2. Policies that encourage unemployed workers in other parts of the country to move to Alberta.
3. Changes to the labour code to allow “alternative unions” to operate in Alberta.
This all sounds good—until you think about it for a minute. What Douglas is basically suggesting is:
1. The taxpayers should pay more to train workers so companies don’t have to bear this cost. Why should taxpayer subsidize profitable corporations? And who benefits from lower training costs? Oh wait, PCL does.
2. The government should economically pressures families to uproot and come to Alberta to loosen up the labour market and, thereby, lessen workers’ ability to ask for higher wages or demand safer working conditions. Why should families be disrupted to enrich shareholders? And who benefits from lower wages? Oh wait, PCL does.
3. Change labour laws to allow unions such as the Christian Labour Association of Canada (which is widely regarded as “employer friendly”) to displace traditional trade unions. Why should unions chosen by workers be pushed aside in favour of those which employers prefer to deal with? And who benefits from weaker unions? Oh wait, PCL does.

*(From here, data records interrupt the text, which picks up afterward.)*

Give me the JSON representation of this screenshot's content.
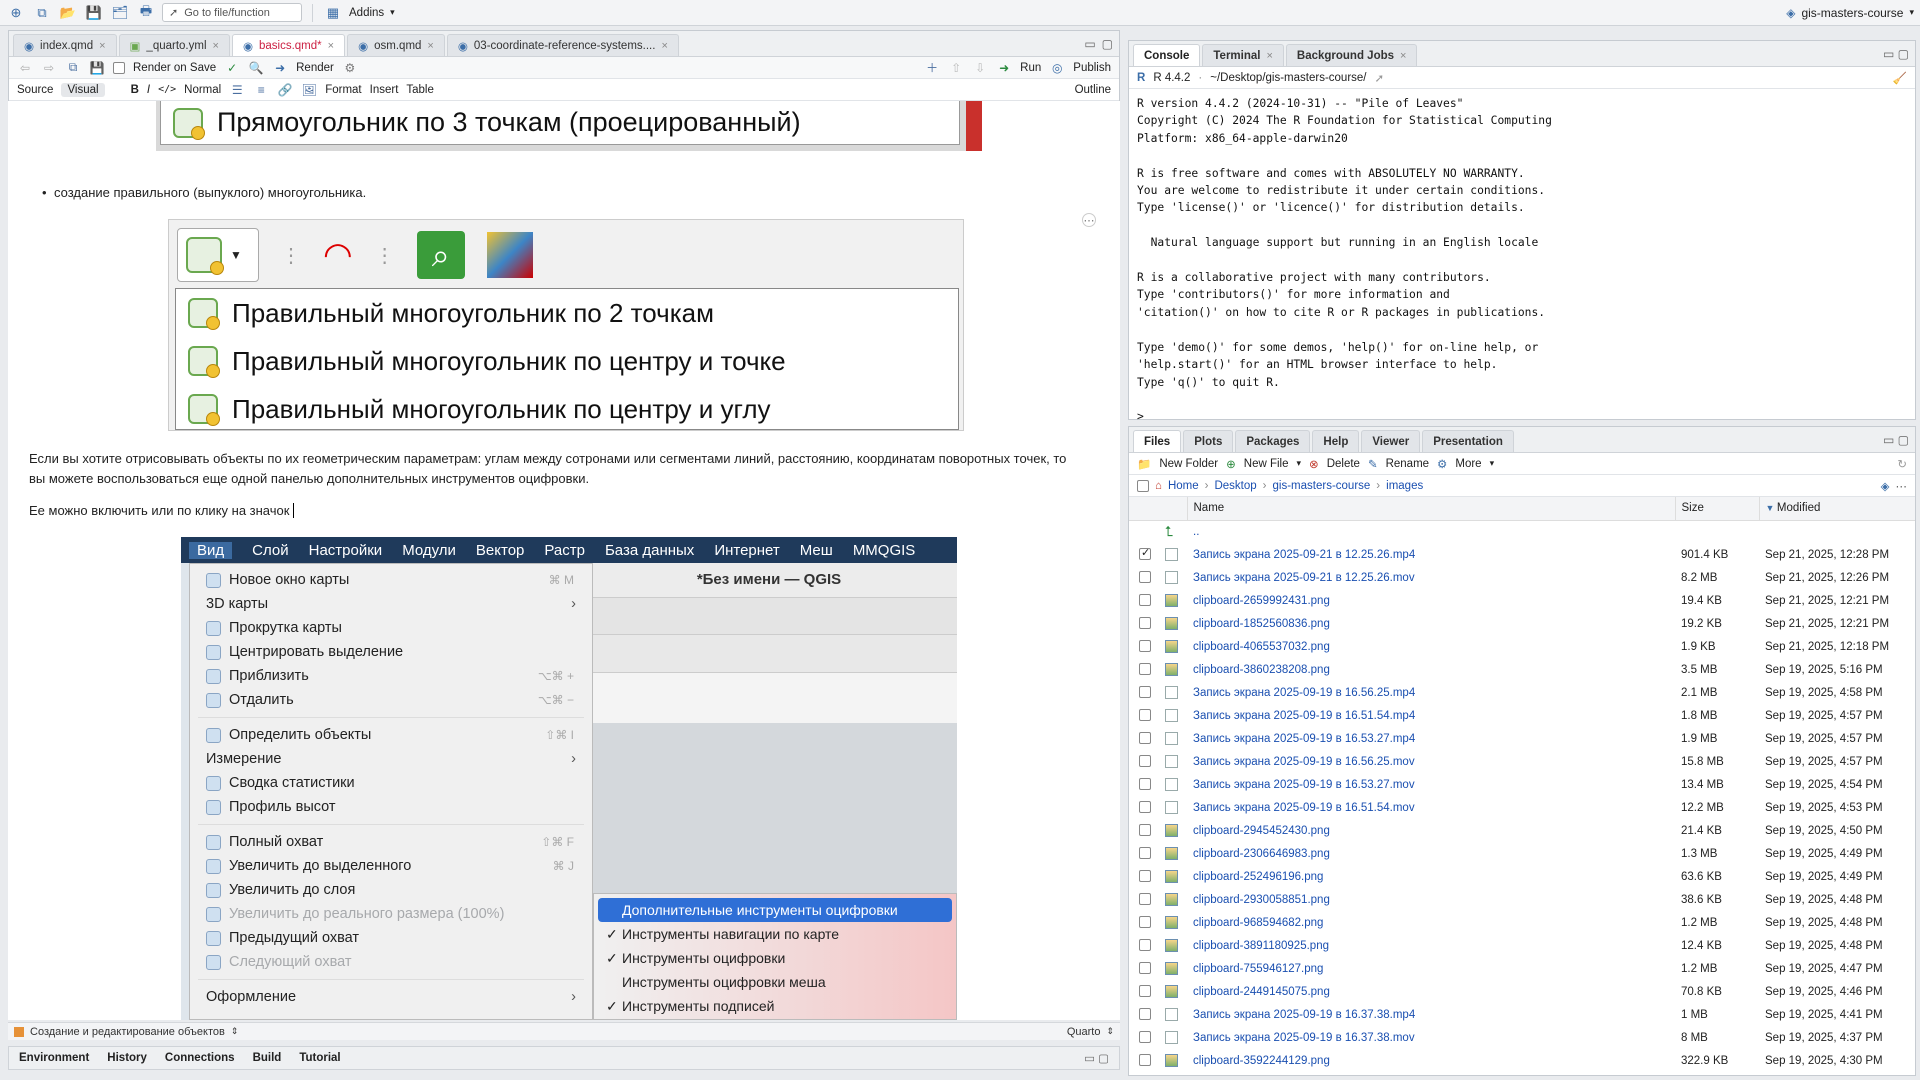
{
  "topbar": {
    "goto_placeholder": "Go to file/function",
    "addins": "Addins",
    "project": "gis-masters-course"
  },
  "editor": {
    "tabs": [
      {
        "label": "index.qmd",
        "modified": false
      },
      {
        "label": "_quarto.yml",
        "modified": false
      },
      {
        "label": "basics.qmd*",
        "modified": true
      },
      {
        "label": "osm.qmd",
        "modified": false
      },
      {
        "label": "03-coordinate-reference-systems....",
        "modified": false
      }
    ],
    "render_on_save": "Render on Save",
    "render": "Render",
    "run": "Run",
    "publish": "Publish",
    "source": "Source",
    "visual": "Visual",
    "normal": "Normal",
    "format": "Format",
    "insert": "Insert",
    "table": "Table",
    "outline": "Outline"
  },
  "document": {
    "img1_title": "Прямоугольник по 3 точкам (проецированный)",
    "bullet": "создание правильного (выпуклого) многоугольника.",
    "img2_items": [
      "Правильный многоугольник по 2 точкам",
      "Правильный многоугольник по центру и точке",
      "Правильный многоугольник по центру и углу"
    ],
    "para1": "Если вы хотите отрисовывать объекты по их геометрическим параметрам: углам между сотронами или сегментами линий, расстоянию, координатам поворотных точек, то вы можете воспользоваться еще одной панелью дополнительных инструментов оцифровки.",
    "para2": "Ее можно включить или по клику на значок",
    "qgis_menubar": [
      "Вид",
      "Слой",
      "Настройки",
      "Модули",
      "Вектор",
      "Растр",
      "База данных",
      "Интернет",
      "Меш",
      "MMQGIS"
    ],
    "qgis_window_title": "*Без имени — QGIS",
    "qgis_menu": [
      {
        "label": "Новое окно карты",
        "shortcut": "⌘ M",
        "dim": false,
        "arrow": false
      },
      {
        "label": "3D карты",
        "shortcut": "",
        "dim": false,
        "arrow": true
      },
      {
        "label": "Прокрутка карты",
        "shortcut": "",
        "dim": false,
        "arrow": false
      },
      {
        "label": "Центрировать выделение",
        "shortcut": "",
        "dim": false,
        "arrow": false
      },
      {
        "label": "Приблизить",
        "shortcut": "⌥⌘ +",
        "dim": false,
        "arrow": false
      },
      {
        "label": "Отдалить",
        "shortcut": "⌥⌘ −",
        "dim": false,
        "arrow": false
      },
      {
        "sep": true
      },
      {
        "label": "Определить объекты",
        "shortcut": "⇧⌘ I",
        "dim": false,
        "arrow": false
      },
      {
        "label": "Измерение",
        "shortcut": "",
        "dim": false,
        "arrow": true
      },
      {
        "label": "Сводка статистики",
        "shortcut": "",
        "dim": false,
        "arrow": false
      },
      {
        "label": "Профиль высот",
        "shortcut": "",
        "dim": false,
        "arrow": false
      },
      {
        "sep": true
      },
      {
        "label": "Полный охват",
        "shortcut": "⇧⌘ F",
        "dim": false,
        "arrow": false
      },
      {
        "label": "Увеличить до выделенного",
        "shortcut": "⌘ J",
        "dim": false,
        "arrow": false
      },
      {
        "label": "Увеличить до слоя",
        "shortcut": "",
        "dim": false,
        "arrow": false
      },
      {
        "label": "Увеличить до реального размера (100%)",
        "shortcut": "",
        "dim": true,
        "arrow": false
      },
      {
        "label": "Предыдущий охват",
        "shortcut": "",
        "dim": false,
        "arrow": false
      },
      {
        "label": "Следующий охват",
        "shortcut": "",
        "dim": true,
        "arrow": false
      },
      {
        "sep": true
      },
      {
        "label": "Оформление",
        "shortcut": "",
        "dim": false,
        "arrow": true
      }
    ],
    "qgis_submenu": [
      {
        "label": "Дополнительные инструменты оцифровки",
        "checked": false,
        "highlight": true
      },
      {
        "label": "Инструменты навигации по карте",
        "checked": true,
        "highlight": false
      },
      {
        "label": "Инструменты оцифровки",
        "checked": true,
        "highlight": false
      },
      {
        "label": "Инструменты оцифровки меша",
        "checked": false,
        "highlight": false
      },
      {
        "label": "Инструменты подписей",
        "checked": true,
        "highlight": false
      }
    ]
  },
  "statusbar": {
    "section": "Создание и редактирование объектов",
    "mode": "Quarto"
  },
  "bottom_tabs": [
    "Environment",
    "History",
    "Connections",
    "Build",
    "Tutorial"
  ],
  "console": {
    "tabs": [
      "Console",
      "Terminal",
      "Background Jobs"
    ],
    "version": "R 4.4.2",
    "path": "~/Desktop/gis-masters-course/",
    "text": "R version 4.4.2 (2024-10-31) -- \"Pile of Leaves\"\nCopyright (C) 2024 The R Foundation for Statistical Computing\nPlatform: x86_64-apple-darwin20\n\nR is free software and comes with ABSOLUTELY NO WARRANTY.\nYou are welcome to redistribute it under certain conditions.\nType 'license()' or 'licence()' for distribution details.\n\n  Natural language support but running in an English locale\n\nR is a collaborative project with many contributors.\nType 'contributors()' for more information and\n'citation()' on how to cite R or R packages in publications.\n\nType 'demo()' for some demos, 'help()' for on-line help, or\n'help.start()' for an HTML browser interface to help.\nType 'q()' to quit R.\n\n> "
  },
  "files": {
    "tabs": [
      "Files",
      "Plots",
      "Packages",
      "Help",
      "Viewer",
      "Presentation"
    ],
    "toolbar": {
      "new_folder": "New Folder",
      "new_file": "New File",
      "delete": "Delete",
      "rename": "Rename",
      "more": "More"
    },
    "breadcrumb": [
      "Home",
      "Desktop",
      "gis-masters-course",
      "images"
    ],
    "columns": {
      "name": "Name",
      "size": "Size",
      "modified": "Modified"
    },
    "up": "..",
    "rows": [
      {
        "name": "Запись экрана 2025-09-21 в 12.25.26.mp4",
        "size": "901.4 KB",
        "modified": "Sep 21, 2025, 12:28 PM",
        "img": false,
        "checked": true
      },
      {
        "name": "Запись экрана 2025-09-21 в 12.25.26.mov",
        "size": "8.2 MB",
        "modified": "Sep 21, 2025, 12:26 PM",
        "img": false,
        "checked": false
      },
      {
        "name": "clipboard-2659992431.png",
        "size": "19.4 KB",
        "modified": "Sep 21, 2025, 12:21 PM",
        "img": true,
        "checked": false
      },
      {
        "name": "clipboard-1852560836.png",
        "size": "19.2 KB",
        "modified": "Sep 21, 2025, 12:21 PM",
        "img": true,
        "checked": false
      },
      {
        "name": "clipboard-4065537032.png",
        "size": "1.9 KB",
        "modified": "Sep 21, 2025, 12:18 PM",
        "img": true,
        "checked": false
      },
      {
        "name": "clipboard-3860238208.png",
        "size": "3.5 MB",
        "modified": "Sep 19, 2025, 5:16 PM",
        "img": true,
        "checked": false
      },
      {
        "name": "Запись экрана 2025-09-19 в 16.56.25.mp4",
        "size": "2.1 MB",
        "modified": "Sep 19, 2025, 4:58 PM",
        "img": false,
        "checked": false
      },
      {
        "name": "Запись экрана 2025-09-19 в 16.51.54.mp4",
        "size": "1.8 MB",
        "modified": "Sep 19, 2025, 4:57 PM",
        "img": false,
        "checked": false
      },
      {
        "name": "Запись экрана 2025-09-19 в 16.53.27.mp4",
        "size": "1.9 MB",
        "modified": "Sep 19, 2025, 4:57 PM",
        "img": false,
        "checked": false
      },
      {
        "name": "Запись экрана 2025-09-19 в 16.56.25.mov",
        "size": "15.8 MB",
        "modified": "Sep 19, 2025, 4:57 PM",
        "img": false,
        "checked": false
      },
      {
        "name": "Запись экрана 2025-09-19 в 16.53.27.mov",
        "size": "13.4 MB",
        "modified": "Sep 19, 2025, 4:54 PM",
        "img": false,
        "checked": false
      },
      {
        "name": "Запись экрана 2025-09-19 в 16.51.54.mov",
        "size": "12.2 MB",
        "modified": "Sep 19, 2025, 4:53 PM",
        "img": false,
        "checked": false
      },
      {
        "name": "clipboard-2945452430.png",
        "size": "21.4 KB",
        "modified": "Sep 19, 2025, 4:50 PM",
        "img": true,
        "checked": false
      },
      {
        "name": "clipboard-2306646983.png",
        "size": "1.3 MB",
        "modified": "Sep 19, 2025, 4:49 PM",
        "img": true,
        "checked": false
      },
      {
        "name": "clipboard-252496196.png",
        "size": "63.6 KB",
        "modified": "Sep 19, 2025, 4:49 PM",
        "img": true,
        "checked": false
      },
      {
        "name": "clipboard-2930058851.png",
        "size": "38.6 KB",
        "modified": "Sep 19, 2025, 4:48 PM",
        "img": true,
        "checked": false
      },
      {
        "name": "clipboard-968594682.png",
        "size": "1.2 MB",
        "modified": "Sep 19, 2025, 4:48 PM",
        "img": true,
        "checked": false
      },
      {
        "name": "clipboard-3891180925.png",
        "size": "12.4 KB",
        "modified": "Sep 19, 2025, 4:48 PM",
        "img": true,
        "checked": false
      },
      {
        "name": "clipboard-755946127.png",
        "size": "1.2 MB",
        "modified": "Sep 19, 2025, 4:47 PM",
        "img": true,
        "checked": false
      },
      {
        "name": "clipboard-2449145075.png",
        "size": "70.8 KB",
        "modified": "Sep 19, 2025, 4:46 PM",
        "img": true,
        "checked": false
      },
      {
        "name": "Запись экрана 2025-09-19 в 16.37.38.mp4",
        "size": "1 MB",
        "modified": "Sep 19, 2025, 4:41 PM",
        "img": false,
        "checked": false
      },
      {
        "name": "Запись экрана 2025-09-19 в 16.37.38.mov",
        "size": "8 MB",
        "modified": "Sep 19, 2025, 4:37 PM",
        "img": false,
        "checked": false
      },
      {
        "name": "clipboard-3592244129.png",
        "size": "322.9 KB",
        "modified": "Sep 19, 2025, 4:30 PM",
        "img": true,
        "checked": false
      }
    ]
  }
}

In effect, Douglas’ (self-interested) prescription is not really about solving a labour shortage, but rather about trying to convince governments to help companies be maximally profitable, regardless of how it affects workers (lower wages, no safety net) or taxpayers (paying corporate training costs).
In this context, perhaps a labour shortage is a small price to pay for just and equitable social policy?